O candidato Bruno Engler – PL foi igualmente lembrado espontaneamente no mesmo patamar por 5,3% dos entrevistados na enquete DataTempo realizada em agosto. Nas demais pesquisas, a lembrança registrada foi um pouco abaixo: Quaest – 3,0%, DataTempo = 4,8% e DataFolha = 3,0%. Sinaliza a melhoria de seu nome junto ao eleitorado. Em comparação ao seu desempenho na estimulada de 10,8% na pesquisa mais recente, é possível vislumbrar maior apelo do nome quando mencionado, em razão de suas orientações ideológicas.

A intenção de voto espontânea no candidato Rogério Correia encontra-se em um patamar baixo de 2,5%. De acordo com as pesquisas anteriores verifica-se que ela melhorou, tendo estado em 1,6% (DataTempo, julho) e 1,0% (Quaest). Quando comparado com as intenções estimuladas, vemos que o candidato apresenta desempenho cerca de 3 vezes melhor, igualmente confirmando seu reconhecimento de sua orientação política.

O candidato Carlos Viana – Podemos registrou espontaneamente apenas 1,1% das intenções de voto. Em julho, registrou, na pesquisa DataTempo, 0,9%. Nas pesquisas Quaest e Datafolha, não foi lembrado, o que confirma as dificuldades analisadas acima para alavancar sua candidatura.

Dentre todos os resultados relevantes apurados nas intenções espontâneas de voto, está a magnitude de indecisos e do contingente dos que declaram que votarão em branco ou nulo.
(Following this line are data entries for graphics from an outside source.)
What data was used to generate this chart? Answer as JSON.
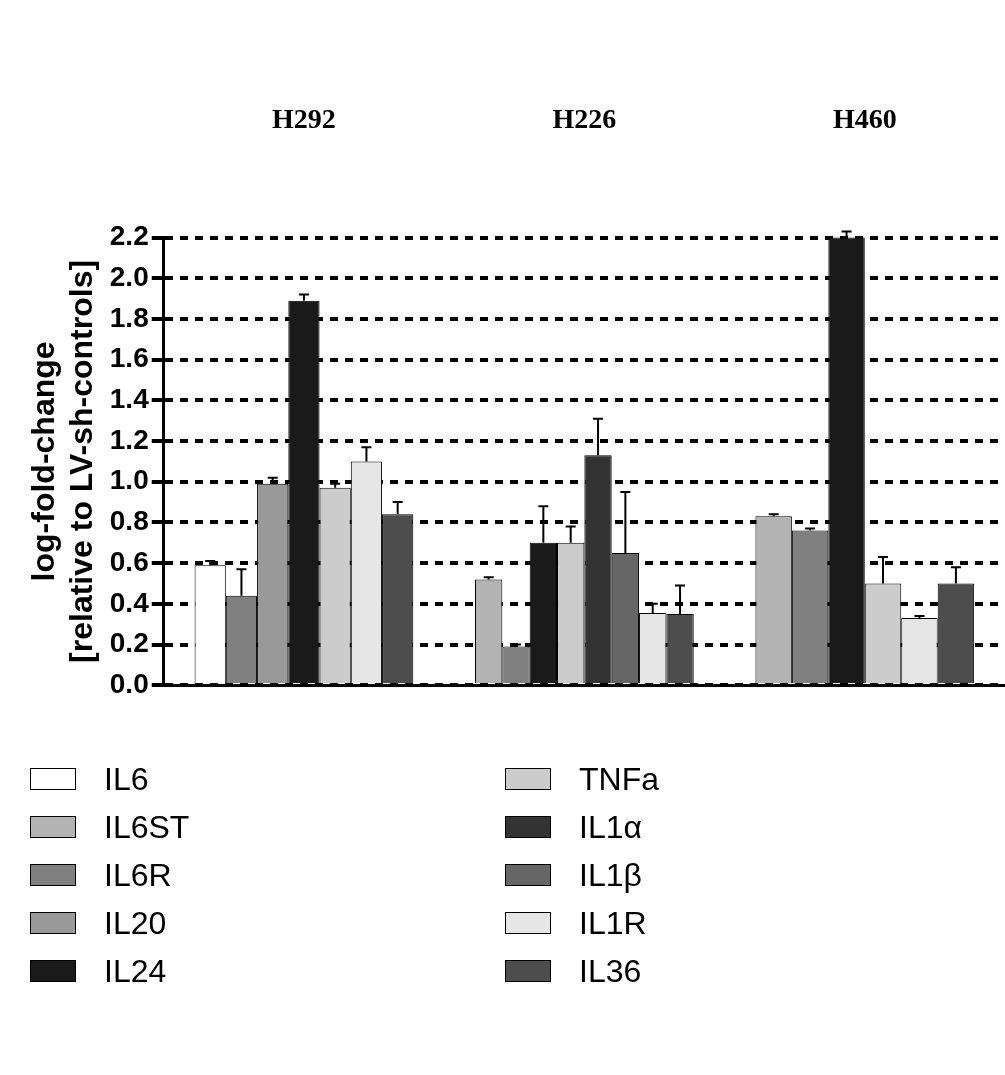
{
  "chart_data": {
    "type": "bar",
    "categories": [
      "H292",
      "H226",
      "H460"
    ],
    "ylabel": "log-fold-change\n[relative to LV-sh-controls]",
    "ylim": [
      0,
      2.2
    ],
    "yticks": [
      {
        "value": 0,
        "label": "0.0"
      },
      {
        "value": 0.2,
        "label": "0.2"
      },
      {
        "value": 0.4,
        "label": "0.4"
      },
      {
        "value": 0.6,
        "label": "0.6"
      },
      {
        "value": 0.8,
        "label": "0.8"
      },
      {
        "value": 1,
        "label": "1.0"
      },
      {
        "value": 1.2,
        "label": "1.2"
      },
      {
        "value": 1.4,
        "label": "1.4"
      },
      {
        "value": 1.6,
        "label": "1.6"
      },
      {
        "value": 1.8,
        "label": "1.8"
      },
      {
        "value": 2,
        "label": "2.0"
      },
      {
        "value": 2.2,
        "label": "2.2"
      }
    ],
    "grid": "y",
    "legend": "bottom",
    "series": [
      {
        "name": "IL6",
        "color": "#ffffff",
        "values": [
          0.59,
          null,
          null
        ],
        "errors": [
          [
            0.59,
            0.61
          ],
          null,
          null
        ]
      },
      {
        "name": "IL6ST",
        "color": "#b3b3b3",
        "values": [
          null,
          0.52,
          0.83
        ],
        "errors": [
          null,
          [
            0.52,
            0.53
          ],
          [
            0.83,
            0.84
          ]
        ]
      },
      {
        "name": "IL6R",
        "color": "#808080",
        "values": [
          0.44,
          0.19,
          0.76
        ],
        "errors": [
          [
            0.44,
            0.57
          ],
          [
            0.19,
            0.2
          ],
          [
            0.76,
            0.77
          ]
        ]
      },
      {
        "name": "IL20",
        "color": "#999999",
        "values": [
          0.99,
          null,
          null
        ],
        "errors": [
          [
            0.99,
            1.02
          ],
          null,
          null
        ]
      },
      {
        "name": "IL24",
        "color": "#1a1a1a",
        "values": [
          1.89,
          0.7,
          2.2
        ],
        "errors": [
          [
            1.89,
            1.92
          ],
          [
            0.7,
            0.88
          ],
          [
            2.2,
            2.23
          ]
        ]
      },
      {
        "name": "TNFa",
        "color": "#cccccc",
        "values": [
          0.97,
          0.7,
          0.5
        ],
        "errors": [
          [
            0.97,
            0.99
          ],
          [
            0.7,
            0.78
          ],
          [
            0.5,
            0.63
          ]
        ]
      },
      {
        "name": "IL1α",
        "color": "#333333",
        "values": [
          null,
          1.13,
          null
        ],
        "errors": [
          null,
          [
            1.13,
            1.31
          ],
          null
        ]
      },
      {
        "name": "IL1β",
        "color": "#666666",
        "values": [
          null,
          0.65,
          null
        ],
        "errors": [
          null,
          [
            0.65,
            0.95
          ],
          null
        ]
      },
      {
        "name": "IL1R",
        "color": "#e6e6e6",
        "values": [
          1.1,
          0.355,
          0.33
        ],
        "errors": [
          [
            1.1,
            1.17
          ],
          [
            0.355,
            0.4
          ],
          [
            0.33,
            0.34
          ]
        ]
      },
      {
        "name": "IL36",
        "color": "#4d4d4d",
        "values": [
          0.84,
          0.35,
          0.5
        ],
        "errors": [
          [
            0.84,
            0.9
          ],
          [
            0.35,
            0.49
          ],
          [
            0.5,
            0.58
          ]
        ]
      }
    ]
  }
}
O número de indecisos é impactante: 55,3% na pesquisa DataTempo de agosto. Na anterior, era mais alta: 63,8%. A pesquisa da Quaest registrou 83,0% de indecisos em julho e a do DataFolha, 73%! Os que declararam pretender anular o voto ou votar em branco acumulam 18,2% dos entrevistados no DataTempo.
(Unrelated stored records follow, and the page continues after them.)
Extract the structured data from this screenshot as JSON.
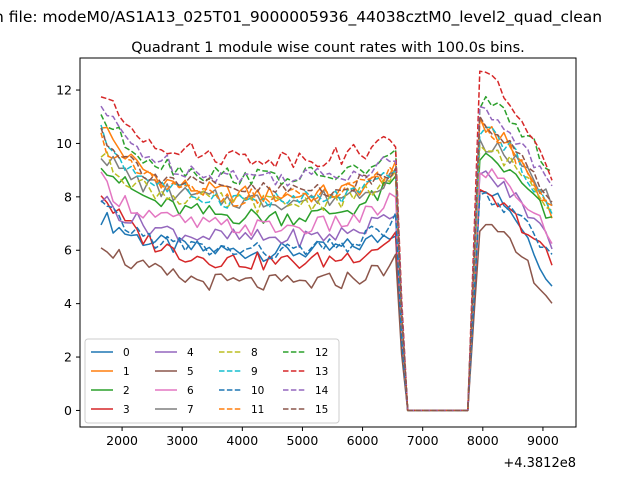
{
  "figure": {
    "suptitle": "n file: modeM0/AS1A13_025T01_9000005936_44038cztM0_level2_quad_clean",
    "offset_label": "+4.3812e8"
  },
  "chart_data": {
    "type": "line",
    "title": "Quadrant 1 module wise count rates with 100.0s bins.",
    "xlabel": "",
    "ylabel": "",
    "xlim": [
      1300,
      9550
    ],
    "ylim": [
      -0.62,
      13.2
    ],
    "x_offset": 438120000,
    "x_ticks": [
      2000,
      3000,
      4000,
      5000,
      6000,
      7000,
      8000,
      9000
    ],
    "y_ticks": [
      0,
      2,
      4,
      6,
      8,
      10,
      12
    ],
    "grid": false,
    "legend": {
      "placement": "lower-left",
      "columns": 4
    },
    "series_shape": {
      "x_start": 1650,
      "x_step": 100,
      "pre_gap_end": 6550,
      "gap_start": 6750,
      "gap_end": 7750,
      "post_gap_start": 7950,
      "x_end": 9150
    },
    "series": [
      {
        "name": "0",
        "color": "#1f77b4",
        "style": "solid",
        "start": 7.3,
        "flat": 5.9,
        "pre_end": 6.8,
        "post_peak": 8.5,
        "post_end": 4.6
      },
      {
        "name": "1",
        "color": "#ff7f0e",
        "style": "solid",
        "start": 10.8,
        "flat": 8.0,
        "pre_end": 9.0,
        "post_peak": 10.7,
        "post_end": 7.3
      },
      {
        "name": "2",
        "color": "#2ca02c",
        "style": "solid",
        "start": 9.4,
        "flat": 7.2,
        "pre_end": 8.6,
        "post_peak": 9.5,
        "post_end": 7.0
      },
      {
        "name": "3",
        "color": "#d62728",
        "style": "solid",
        "start": 8.2,
        "flat": 5.5,
        "pre_end": 6.6,
        "post_peak": 8.0,
        "post_end": 5.5
      },
      {
        "name": "4",
        "color": "#9467bd",
        "style": "solid",
        "start": 8.0,
        "flat": 6.4,
        "pre_end": 7.5,
        "post_peak": 8.8,
        "post_end": 6.2
      },
      {
        "name": "5",
        "color": "#8c564b",
        "style": "solid",
        "start": 6.4,
        "flat": 4.7,
        "pre_end": 5.6,
        "post_peak": 6.9,
        "post_end": 4.0
      },
      {
        "name": "6",
        "color": "#e377c2",
        "style": "solid",
        "start": 8.6,
        "flat": 6.8,
        "pre_end": 8.0,
        "post_peak": 9.0,
        "post_end": 6.4
      },
      {
        "name": "7",
        "color": "#7f7f7f",
        "style": "solid",
        "start": 9.7,
        "flat": 7.8,
        "pre_end": 9.0,
        "post_peak": 10.0,
        "post_end": 7.8
      },
      {
        "name": "8",
        "color": "#bcbd22",
        "style": "dashed",
        "start": 9.6,
        "flat": 7.7,
        "pre_end": 8.8,
        "post_peak": 9.8,
        "post_end": 7.6
      },
      {
        "name": "9",
        "color": "#17becf",
        "style": "dashed",
        "start": 10.4,
        "flat": 7.8,
        "pre_end": 8.9,
        "post_peak": 10.6,
        "post_end": 7.2
      },
      {
        "name": "10",
        "color": "#1f77b4",
        "style": "dashed",
        "start": 7.7,
        "flat": 5.9,
        "pre_end": 7.2,
        "post_peak": 8.0,
        "post_end": 5.7
      },
      {
        "name": "11",
        "color": "#ff7f0e",
        "style": "dashed",
        "start": 10.2,
        "flat": 7.9,
        "pre_end": 9.1,
        "post_peak": 10.6,
        "post_end": 7.4
      },
      {
        "name": "12",
        "color": "#2ca02c",
        "style": "dashed",
        "start": 11.1,
        "flat": 8.7,
        "pre_end": 9.5,
        "post_peak": 11.5,
        "post_end": 9.0
      },
      {
        "name": "13",
        "color": "#d62728",
        "style": "dashed",
        "start": 11.9,
        "flat": 9.4,
        "pre_end": 10.2,
        "post_peak": 12.6,
        "post_end": 8.4
      },
      {
        "name": "14",
        "color": "#9467bd",
        "style": "dashed",
        "start": 11.4,
        "flat": 8.7,
        "pre_end": 9.5,
        "post_peak": 11.2,
        "post_end": 8.2
      },
      {
        "name": "15",
        "color": "#8c564b",
        "style": "dashed",
        "start": 10.5,
        "flat": 8.2,
        "pre_end": 9.0,
        "post_peak": 10.8,
        "post_end": 7.6
      }
    ]
  }
}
A intenção espontânea de voto mostra o real estágio de cristalização das preferências eleitorais. A campanha oficial em Belo Horizonte se inicia com um patamar bastante baixo de definição das candidaturas, deixando em aberto a disputa entre os candidatos que desfrutam de apoios consistentes e tenham inteligência para apresentar seu projeto de governo nos próximos 45 dias.